La scoperta di un laboratorio svizzero da un test sulle mascherine di venti pendolari. I batteri proliferano indisturbati sul volto di chi la indossa.
L’iniziativa di fare analizzare i soggetti è partita dalla rivista svizzera per i consumatori K-Tipp. Il dubbio legittimo di capire se le mascherine che le persone indossano per strada siano contaminati ha spinto la rivista a verificare con alcuni controlli specifici, e i risultati non sono per niente confortanti.

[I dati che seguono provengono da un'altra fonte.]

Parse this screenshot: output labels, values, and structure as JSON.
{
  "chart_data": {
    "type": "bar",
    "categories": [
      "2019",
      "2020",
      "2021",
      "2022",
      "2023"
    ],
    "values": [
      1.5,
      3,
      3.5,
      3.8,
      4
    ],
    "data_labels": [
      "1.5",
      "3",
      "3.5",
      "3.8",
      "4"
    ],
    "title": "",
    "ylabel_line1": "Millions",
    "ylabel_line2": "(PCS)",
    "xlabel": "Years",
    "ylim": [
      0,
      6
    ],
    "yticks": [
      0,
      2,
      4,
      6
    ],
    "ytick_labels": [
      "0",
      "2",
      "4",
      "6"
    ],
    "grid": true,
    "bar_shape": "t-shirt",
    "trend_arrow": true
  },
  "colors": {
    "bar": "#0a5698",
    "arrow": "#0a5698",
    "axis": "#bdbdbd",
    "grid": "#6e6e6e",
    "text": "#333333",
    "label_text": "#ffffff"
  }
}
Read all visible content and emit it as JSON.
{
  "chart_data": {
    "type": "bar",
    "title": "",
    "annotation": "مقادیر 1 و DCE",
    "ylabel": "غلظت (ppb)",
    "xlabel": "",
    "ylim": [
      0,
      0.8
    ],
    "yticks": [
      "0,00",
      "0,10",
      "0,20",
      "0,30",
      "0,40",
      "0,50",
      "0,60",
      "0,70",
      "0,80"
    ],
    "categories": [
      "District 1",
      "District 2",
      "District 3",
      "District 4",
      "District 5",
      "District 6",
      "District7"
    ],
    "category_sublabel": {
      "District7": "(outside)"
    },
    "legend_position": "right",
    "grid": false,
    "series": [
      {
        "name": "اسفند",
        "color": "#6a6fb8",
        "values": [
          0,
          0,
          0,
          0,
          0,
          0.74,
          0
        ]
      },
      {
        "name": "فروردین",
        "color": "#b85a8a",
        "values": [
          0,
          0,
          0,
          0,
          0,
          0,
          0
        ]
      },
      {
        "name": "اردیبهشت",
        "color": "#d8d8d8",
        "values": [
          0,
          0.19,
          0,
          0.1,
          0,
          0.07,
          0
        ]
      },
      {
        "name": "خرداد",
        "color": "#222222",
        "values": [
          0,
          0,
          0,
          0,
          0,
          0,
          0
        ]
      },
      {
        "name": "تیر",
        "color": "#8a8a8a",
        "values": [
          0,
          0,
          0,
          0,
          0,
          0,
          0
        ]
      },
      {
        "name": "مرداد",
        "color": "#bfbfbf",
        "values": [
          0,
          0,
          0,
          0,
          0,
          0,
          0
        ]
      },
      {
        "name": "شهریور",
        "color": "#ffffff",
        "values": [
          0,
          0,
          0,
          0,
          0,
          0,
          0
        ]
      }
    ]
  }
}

Le mascherine campione sono state raccolte dai pendolari di Zurigo, mentre il test è stato realizzato da un laboratorio svizzero. I dati dicono che undici delle venti mascherine contenevano più di diecimila colonie batteriche. Tre di queste mascherine, addirittura, ne avevano più di un milione.
I tecnici perciò sono rimasti sconvolti al vedere i risultati delle indagini. Oltre a questi, non bastasse, sono stati rilevate anche tracce di stafilococco su almeno quattordici mascherine. Lo stafilococco è un batterio molto pericoloso che può arrivare fino a provocare polmoniti e meningiti.
Su 15 delle venti mascherine analizzate, invece, sono stati trovati elementi di muffe e lieviti, dei funghi. Che a quanto pare potrebbero essere responsabili di irritazioni alle vie respiratorie e agli occhi. Un fattore che provoca un’ampia proliferazione di questi agenti patogeni è inoltre l’ambiente caldo e umido che si forma tra mascherina e bocca.
Tuttavia le mascherine, anche se non sempre ne viene spiegata l’utilità o ancora meno il corretto utilizzo, sono obbligatorie in Italia. E nella gran parte degli altri paesi alle prese con la crisi del Coronavirus. Mentre in realtà la mascherina usa e getta dovrebbe proteggere dalla pandemia, non incentivarla.
I dati a disposizione, riguardanti l’utilizzo della mascherina, sono molto limitati, e riguardano la diminuzione dei contagi in determinati periodi. Che però potrebbe causata anche da altri fattori, come l’esposizione dei raggi solari avuta con l’inoltrarsi dell’estate, e magari non centrare nulla con l’uso dei dispositivi sanitari, come invece i governi che ne hanno reso obbligatorio l’uso vorrebbero fare credere.
Complice anche il fatto che la maggior parte della popolazione utilizza pressoché sempre la stessa mascherina, quindi come dispositivo permanente e non usa e getta. Stando settimane intere senza mai cambiarla. Oppure portandola in tasca, nella borsa, attaccate al braccio o allo specchietto della macchina.
Tutti luoghi in cui la mascherina si riempie di batteri e diventa dannosa. Provocando più effetti collaterali che benefici.